Outlook For the next key moment in the eurozone crisis, which comes today, look to Europe's banks rather than its sovereign debt-issuing governments. This morning, the European Banking Authority (EBA), the new European Union regulator, publishes the results of the latest round of stress tests conducted on more than 90 banks in 23 countries.

In an ideal world, we will get a mix of good and bad news, but not too much of either. Were the EBA to give all 91 banks a clean bill of health, no one would believe them – the stress tests would then do more harm than good. Equally, if the tests reveal that Europe's banks are much weaker than we thought, the result will be yet another escalation of the eurozone crisis.
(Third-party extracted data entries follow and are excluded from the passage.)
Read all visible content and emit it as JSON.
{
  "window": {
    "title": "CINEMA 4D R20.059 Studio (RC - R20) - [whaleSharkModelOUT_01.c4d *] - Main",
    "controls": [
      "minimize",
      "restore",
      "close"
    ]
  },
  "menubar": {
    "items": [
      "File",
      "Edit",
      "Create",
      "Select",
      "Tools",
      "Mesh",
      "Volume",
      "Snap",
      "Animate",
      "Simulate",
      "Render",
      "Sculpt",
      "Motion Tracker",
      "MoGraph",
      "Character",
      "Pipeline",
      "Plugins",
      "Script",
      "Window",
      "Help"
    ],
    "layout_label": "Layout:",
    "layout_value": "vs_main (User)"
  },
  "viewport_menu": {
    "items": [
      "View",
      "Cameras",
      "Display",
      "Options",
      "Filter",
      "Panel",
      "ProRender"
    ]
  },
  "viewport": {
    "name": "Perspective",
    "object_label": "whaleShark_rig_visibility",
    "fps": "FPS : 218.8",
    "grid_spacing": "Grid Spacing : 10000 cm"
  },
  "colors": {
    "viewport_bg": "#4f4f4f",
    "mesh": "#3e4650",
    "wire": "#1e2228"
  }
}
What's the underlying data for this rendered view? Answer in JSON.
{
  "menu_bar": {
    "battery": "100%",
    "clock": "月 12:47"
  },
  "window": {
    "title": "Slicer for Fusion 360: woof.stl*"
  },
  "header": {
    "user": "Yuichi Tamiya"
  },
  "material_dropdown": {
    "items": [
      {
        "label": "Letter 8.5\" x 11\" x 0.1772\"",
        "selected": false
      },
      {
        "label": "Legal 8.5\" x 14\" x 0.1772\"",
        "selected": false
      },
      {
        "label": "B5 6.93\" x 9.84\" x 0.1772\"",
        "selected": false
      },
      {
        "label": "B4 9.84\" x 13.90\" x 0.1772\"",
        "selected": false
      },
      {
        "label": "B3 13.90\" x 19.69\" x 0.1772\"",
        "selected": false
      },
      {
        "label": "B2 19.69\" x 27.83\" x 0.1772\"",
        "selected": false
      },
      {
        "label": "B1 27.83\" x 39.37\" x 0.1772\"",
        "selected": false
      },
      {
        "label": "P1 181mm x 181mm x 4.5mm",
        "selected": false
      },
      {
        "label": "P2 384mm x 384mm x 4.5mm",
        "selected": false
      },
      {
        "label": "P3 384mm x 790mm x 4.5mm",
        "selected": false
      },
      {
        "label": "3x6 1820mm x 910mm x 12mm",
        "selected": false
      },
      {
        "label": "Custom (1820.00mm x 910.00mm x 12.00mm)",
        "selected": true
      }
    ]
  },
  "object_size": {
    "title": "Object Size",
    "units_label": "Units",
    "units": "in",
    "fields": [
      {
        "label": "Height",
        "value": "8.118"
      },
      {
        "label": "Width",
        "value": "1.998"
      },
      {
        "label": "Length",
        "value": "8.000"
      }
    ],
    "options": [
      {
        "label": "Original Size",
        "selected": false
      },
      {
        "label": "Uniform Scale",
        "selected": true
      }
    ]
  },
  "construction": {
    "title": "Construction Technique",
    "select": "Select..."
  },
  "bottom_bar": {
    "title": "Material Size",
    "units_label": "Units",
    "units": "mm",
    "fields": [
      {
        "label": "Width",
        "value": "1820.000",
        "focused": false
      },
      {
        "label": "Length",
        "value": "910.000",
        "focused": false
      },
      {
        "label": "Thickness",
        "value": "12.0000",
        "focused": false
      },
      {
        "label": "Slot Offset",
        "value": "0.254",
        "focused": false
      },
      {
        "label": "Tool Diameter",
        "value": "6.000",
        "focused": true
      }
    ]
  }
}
It's quite a balancing act.

Nevertheless, this is a tightrope that Europe has no choice but to walk. What's driving the crisis is the fear of what sovereign debt defaults might do to banks' balance sheets – and above all, that their exposure to defaults might prompt another systemic financial crisis in which institutions begin to fall like dominoes.

There has been a fair amount of scepticism about these stress tests, which is understandable. After all, within months of the stress tests run last year by the Committee of European Banking Supervisors, several Irish banks that passed had to be bailed out.

This time around, the tests look more credible. They make more exacting demands in terms of capital, one reason why European banks have been raising funds in recent months. More importantly, they require the banks to model for much tougher stresses, particularly on the potential effects of sovereign debt defaults and rating downgrades. We will also get much better disclosure of who has exposure to what in Europe.

The result, one assumes, will be more failures than the seven that missed the cut last time around – maybe three times as much. Britain's banks will all pass, but institutions in Spain, Germany, Italy, Portugal and Ireland are struggling to make the grade.

That need not be disastrous, if the announcement of failures is accompanied by convincing plans for putting the problems right – and finance ministers have already promised properly to capitalise the weaker banks within six months of today's announcement.

Nevertheless, there can be no disguising the fact these tests are likely to show between a fifth and a quarter of Europe's largest banks are still not sufficiently robust. In the longer run, we will benefit from better visibility of the problems (and the solutions applied) but in the current febrile market conditions, the stress-test results could prove to be yet another painful jolt.